There are a number of different types of privileged accounts in Active Directory and Azure AD / Office 365 that have administrative access to one or more systems.
- Active Directory: Accounts added to administrative security groups, such as domain administrators, administrators, or enterprise administrators, among others. They can log in to servers locally and remotely, with unrestricted access to the entire company network of servers and workstations. Hacking these accounts is a prime target for malware, phishing, and ransomware attacks.
- Microsoft 365 / Entra ID (formerly Azure AD): Accounts added to pre-defined administrative security groups, such as global admin, privileged authentication administrators, or password administrators. These accounts are used to set up, configure, and manage access to resources hosted in Entra ID and Microsoft 365. Compromising these accounts is a key target for hackers, as they open the door for phishing campaigns that can spread malware via compromised user mailboxes as a pre-cursor to ransomware attacks.

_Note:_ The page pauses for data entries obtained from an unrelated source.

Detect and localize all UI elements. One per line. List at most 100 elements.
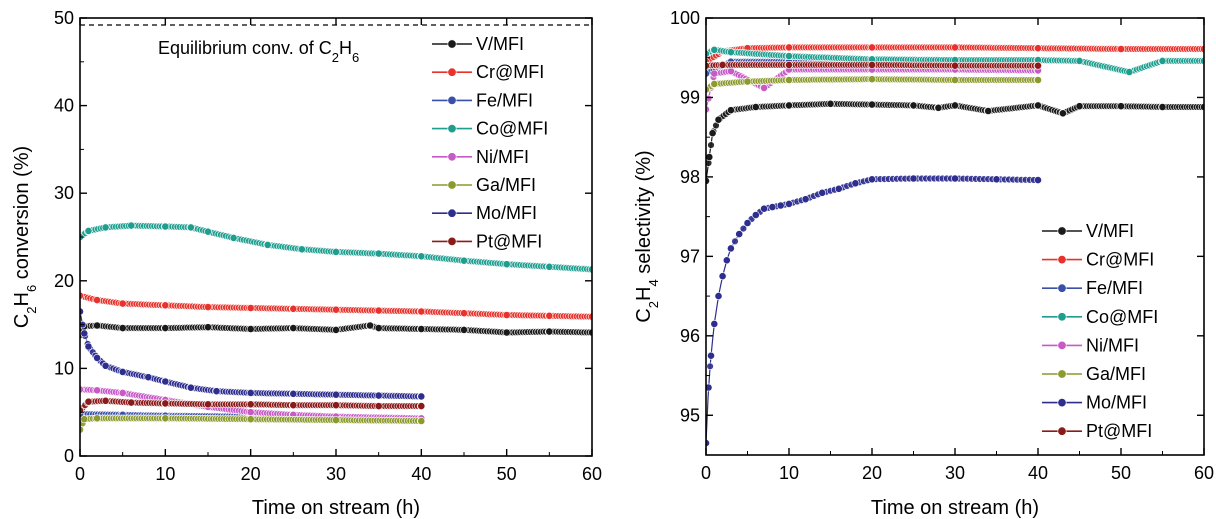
equilibrium-annotation-part: H xyxy=(339,38,352,58)
data-point xyxy=(332,416,340,424)
data-point xyxy=(545,262,554,271)
data-point xyxy=(1034,176,1042,184)
y-axis-label-part: C xyxy=(633,308,655,322)
data-point xyxy=(588,328,592,337)
x-tick-label: 10 xyxy=(155,464,175,484)
data-point xyxy=(289,324,298,332)
legend-marker xyxy=(1057,255,1067,265)
data-point xyxy=(332,305,340,314)
data-point xyxy=(743,77,752,86)
legend-entry: Pt@MFI xyxy=(432,231,542,251)
legend-entry: Ni/MFI xyxy=(432,147,529,167)
data-point xyxy=(263,240,272,249)
y-tick-label: 30 xyxy=(54,183,74,203)
legend-marker xyxy=(1057,426,1067,436)
data-point xyxy=(246,304,255,312)
data-point xyxy=(818,188,827,197)
series-pt-mfi xyxy=(80,396,426,415)
legend-entry: Co@MFI xyxy=(432,119,548,139)
x-axis-label: Time on stream (h) xyxy=(252,497,420,519)
data-point xyxy=(785,52,793,60)
data-point xyxy=(417,325,426,333)
data-point xyxy=(545,311,554,320)
legend-marker xyxy=(447,124,457,134)
data-point xyxy=(374,402,383,410)
plot-area xyxy=(80,221,592,434)
data-point xyxy=(707,141,715,149)
legend-entry: Cr@MFI xyxy=(1042,250,1154,270)
data-point xyxy=(161,377,170,386)
series-co-mfi xyxy=(80,221,592,274)
data-point xyxy=(93,414,101,423)
y-axis-label-part: 4 xyxy=(646,279,661,286)
data-point xyxy=(739,224,748,233)
data-point xyxy=(751,211,760,219)
data-point xyxy=(992,175,1001,184)
equilibrium-annotation-part: 2 xyxy=(332,50,339,65)
x-tick-label: 40 xyxy=(411,464,431,484)
data-point xyxy=(714,115,723,124)
data-point xyxy=(161,414,170,423)
data-point xyxy=(502,260,511,269)
data-point xyxy=(374,391,383,400)
equilibrium-annotation: Equilibrium conv. of C2H6 xyxy=(158,38,359,65)
data-point xyxy=(332,325,340,334)
data-point xyxy=(246,325,255,333)
y-tick-label: 98 xyxy=(680,167,700,187)
data-point xyxy=(118,388,127,397)
data-point xyxy=(229,233,238,242)
data-point xyxy=(722,256,731,265)
chart-panel-1: 0 10 20 30 40 50 60 0 10 20 30 40 50 Time on stream (… xyxy=(11,8,602,519)
data-point xyxy=(460,309,468,318)
data-point xyxy=(332,401,340,410)
y-axis-label-part: H xyxy=(633,287,655,301)
data-point xyxy=(93,353,101,362)
y-tick-label: 10 xyxy=(54,358,74,378)
data-point xyxy=(289,389,298,398)
series-pt-mfi xyxy=(706,61,1042,70)
data-point xyxy=(1158,57,1167,65)
data-point xyxy=(951,43,959,52)
series-mo-mfi xyxy=(80,307,426,401)
legend-label: V/MFI xyxy=(1086,221,1134,241)
y-axis-label: C2H6 conversion (%) xyxy=(11,146,39,328)
data-point xyxy=(785,61,793,69)
data-point xyxy=(204,323,212,332)
y-tick-label: 50 xyxy=(54,8,74,28)
legend-entry: Pt@MFI xyxy=(1042,421,1152,441)
series-ga-mfi xyxy=(706,75,1042,94)
x-tick-label: 30 xyxy=(326,464,346,484)
legend-marker xyxy=(447,208,457,218)
data-point xyxy=(984,107,993,115)
data-point xyxy=(127,398,136,407)
data-point xyxy=(204,303,212,311)
data-point xyxy=(84,342,93,351)
data-point xyxy=(289,401,298,410)
data-point xyxy=(1200,103,1204,111)
data-point xyxy=(127,221,136,230)
legend-marker xyxy=(447,67,457,77)
data-point xyxy=(545,327,554,336)
data-point xyxy=(1059,109,1067,118)
plot-area xyxy=(706,43,1204,447)
series-co-mfi xyxy=(706,45,1204,76)
legend-label: Pt@MFI xyxy=(476,231,542,251)
y-axis-label: C2H4 selectivity (%) xyxy=(633,150,661,322)
legend-marker xyxy=(1057,312,1067,322)
legend-label: Co@MFI xyxy=(1086,307,1158,327)
legend-entry: V/MFI xyxy=(432,34,524,54)
series-ga-mfi xyxy=(80,414,426,434)
data-point xyxy=(101,361,110,370)
data-point xyxy=(868,100,876,109)
x-axis-label: Time on stream (h) xyxy=(871,497,1039,519)
data-point xyxy=(80,415,89,424)
data-point xyxy=(743,219,752,227)
legend-label: Ga/MFI xyxy=(476,175,536,195)
data-point xyxy=(1075,102,1084,111)
data-point xyxy=(951,76,959,84)
data-point xyxy=(760,84,768,92)
legend-label: Fe/MFI xyxy=(476,90,533,110)
data-point xyxy=(768,203,777,211)
y-axis-label-part: C xyxy=(11,314,33,328)
legend-marker xyxy=(1057,369,1067,379)
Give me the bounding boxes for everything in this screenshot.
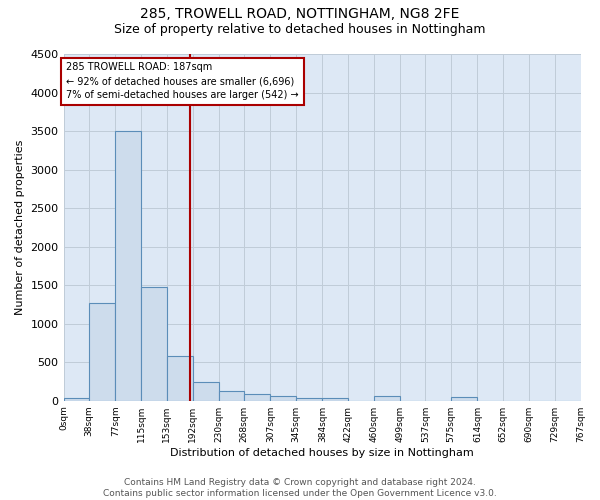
Text: 285, TROWELL ROAD, NOTTINGHAM, NG8 2FE: 285, TROWELL ROAD, NOTTINGHAM, NG8 2FE xyxy=(140,8,460,22)
X-axis label: Distribution of detached houses by size in Nottingham: Distribution of detached houses by size … xyxy=(170,448,474,458)
Bar xyxy=(89,303,115,400)
Bar xyxy=(271,396,296,400)
Bar xyxy=(296,398,322,400)
Y-axis label: Number of detached properties: Number of detached properties xyxy=(15,140,25,315)
Text: 285 TROWELL ROAD: 187sqm
← 92% of detached houses are smaller (6,696)
7% of semi: 285 TROWELL ROAD: 187sqm ← 92% of detach… xyxy=(66,62,299,100)
Bar xyxy=(322,398,348,400)
Bar xyxy=(64,398,89,400)
Bar xyxy=(167,356,193,401)
Bar xyxy=(244,394,271,400)
Text: Contains HM Land Registry data © Crown copyright and database right 2024.
Contai: Contains HM Land Registry data © Crown c… xyxy=(103,478,497,498)
Bar xyxy=(141,288,167,401)
Bar xyxy=(451,397,478,400)
Text: Size of property relative to detached houses in Nottingham: Size of property relative to detached ho… xyxy=(114,22,486,36)
Bar xyxy=(218,392,244,400)
Bar xyxy=(374,396,400,400)
Bar xyxy=(115,131,141,400)
Bar xyxy=(193,382,218,400)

- Local Administrator Accounts: Accounts with local administrative access to domain-joined servers or member servers, standalone servers not joined to an Active Directory, domain-joined workstations, or workstations not joined to Active Directory. These accounts only have privileged access on the system they reside on. It is common for MSPs and IT departments to use local administrator accounts as a backdoor to a member server or PC if their access to the Active Directory domain is not available or has issues. Using the same password for all local administrator accounts poses a security risk, as the password can easily be guessed and remains static for years, making it a prime target for hackers.

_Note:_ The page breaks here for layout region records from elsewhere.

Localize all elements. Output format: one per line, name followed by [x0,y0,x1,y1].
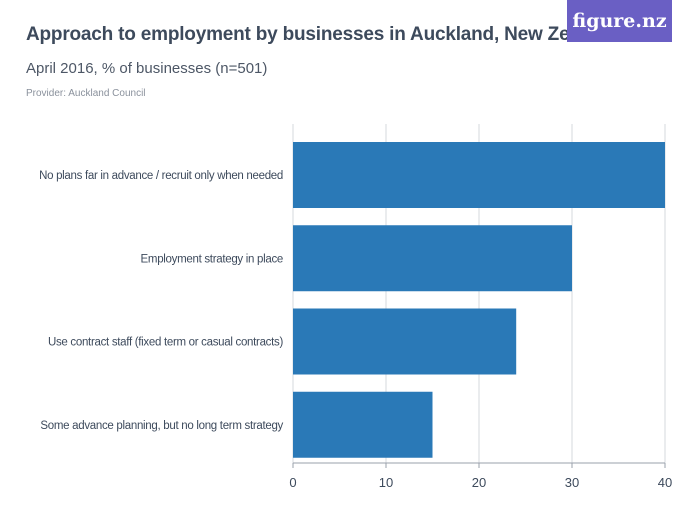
x-tick-label: 10 [379,475,393,490]
bar [293,308,517,375]
chart-title: Approach to employment by businesses in … [26,24,619,45]
bar [293,391,433,458]
x-tick-label: 0 [289,475,296,490]
category-label: Some advance planning, but no long term … [40,420,283,432]
x-tick-label: 20 [472,475,486,490]
category-label: Use contract staff (fixed term or casual… [48,337,283,349]
chart-subtitle: April 2016, % of businesses (n=501) [26,60,268,77]
x-tick-label: 40 [658,475,672,490]
x-tick-label: 30 [565,475,579,490]
figure-nz-logo[interactable]: figure.nz [567,0,672,42]
bar [293,225,572,292]
category-label: Employment strategy in place [141,253,283,265]
bar [293,142,665,208]
provider-label: Provider: Auckland Council [26,88,146,99]
category-label: No plans far in advance / recruit only w… [39,170,283,182]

- Service Accounts:Active Directory or local accounts used to authenticate a Windows Service that runs an application, database, or system tool. These accounts often have administrative access to Active Directory or the local system to provide the required access for the application they are configured to run. Since the Windows service depends on these accounts, their passwords cannot simply be reset without taking extra steps to ensure the Windows service with the new password.
- Scheduled Task Accounts: All Windows servers and workstations have a task scheduler used to run scripts or updates at a set time or interval. Accounts used to authenticate scheduled tasks can often have administrative access to the local system or all systems on the corporate network. Similar to service accounts, passwords configured in a scheduled task must also be updated after they are reset.